For the past two quarters, I’ve been teaching a Capstone class for undergraduates in the Informatics program. With the support of an outstanding TA (PhD candidate Tessa Campbell), I’ve been leading my groups through the process of conceiving their own projects, researching them, and bringing them to fruition through design and coding.
It’s a capstone program, which means that the students are mostly in their final few months of their degree program. They are putting into practice the practical aspects of their education, creating portfolio pieces they can discuss in their interviews to become product owners, developers, researchers, designers, and other information-based roles.
The most important thing that’s possibly new to them is how to manage their collaboration, time, energy, and ideas across this long-term, large-scale project. They are truly the ones in charge of their projects; there’s no instructor telling them exactly what to do. It’s up to them to imagine the project, scope the MVP, research the feasibility of the technology, the experience, and the marketplace (for those who want to commercialize). For most of them, it’s the first time they’ve had this level of control, ambiguity, and dependency on their teammates.
As they work, I can’t help but reflect on how I learned to be a member of a team. I see a few students fall into my most-common trap: Overfunctioning. This was a word I was introduced to by my first manager at Xbox, and I didn’t really understand it for several more roles (unfortunately)!
You might be overfunctioning if you, like I have, see gaps to be filled in other peoples’ workload, and jump in to help. Helping is good, right? It turns out the problem with overfunctioning is not the helping, but in the jumping.
It’s great to help. It’s even good to be able to help in a lot of ways. But when I jump in to help too much, it has these negative effects:
It means that my teammates, managers, and the larger organization doesn’t understand the value of my work, because I didn’t let them experience (or even be aware of) the problems I was jumping in to solve.

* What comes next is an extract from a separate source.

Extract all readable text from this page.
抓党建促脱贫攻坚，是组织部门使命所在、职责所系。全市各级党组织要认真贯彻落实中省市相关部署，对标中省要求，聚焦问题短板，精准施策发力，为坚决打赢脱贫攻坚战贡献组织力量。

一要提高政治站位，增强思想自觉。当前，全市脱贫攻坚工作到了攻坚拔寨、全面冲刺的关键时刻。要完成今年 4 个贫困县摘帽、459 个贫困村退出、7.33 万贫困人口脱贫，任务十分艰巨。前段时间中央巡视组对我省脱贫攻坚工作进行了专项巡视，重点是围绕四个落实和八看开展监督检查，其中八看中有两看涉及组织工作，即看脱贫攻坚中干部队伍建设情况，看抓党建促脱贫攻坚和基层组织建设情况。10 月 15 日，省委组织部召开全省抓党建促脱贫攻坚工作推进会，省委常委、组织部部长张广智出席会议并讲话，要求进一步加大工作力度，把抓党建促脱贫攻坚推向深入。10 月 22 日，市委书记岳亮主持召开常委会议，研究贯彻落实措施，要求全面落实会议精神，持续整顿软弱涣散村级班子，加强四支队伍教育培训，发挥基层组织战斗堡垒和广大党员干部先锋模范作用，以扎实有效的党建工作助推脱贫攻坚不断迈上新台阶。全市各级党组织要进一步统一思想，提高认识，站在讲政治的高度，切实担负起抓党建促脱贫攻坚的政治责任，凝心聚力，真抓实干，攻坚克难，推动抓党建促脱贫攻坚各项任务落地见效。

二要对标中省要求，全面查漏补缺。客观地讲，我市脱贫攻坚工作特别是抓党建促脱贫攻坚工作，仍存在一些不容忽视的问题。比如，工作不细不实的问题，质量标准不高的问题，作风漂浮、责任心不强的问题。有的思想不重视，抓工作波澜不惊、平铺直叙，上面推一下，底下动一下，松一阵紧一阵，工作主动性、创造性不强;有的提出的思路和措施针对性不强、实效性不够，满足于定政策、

My other teammates don’t get a chance to volunteer, because I jump in without letting other people even be aware of the problems I was solving.
Over time, I end up being expected to help out in lots of ways beyond my regular workload, which contributed to my work being undervalued.
What I’d like to teach my students now is how to help without jumping, by stopping to examine the work and the help that’s needed. That way, the extra workload gets acknowledged, which lets it be discussed and accounted for in the future. The whole team gets to recognize that these projects take more resources than they initially may have estimated, so they get better at estimating projects in the future.
But instead of jumping in to help my students learn this lesson, I’m trying to help them recognize and discuss it. Hopefully, they’ll learn this lesson a lot earlier in their lives than I did.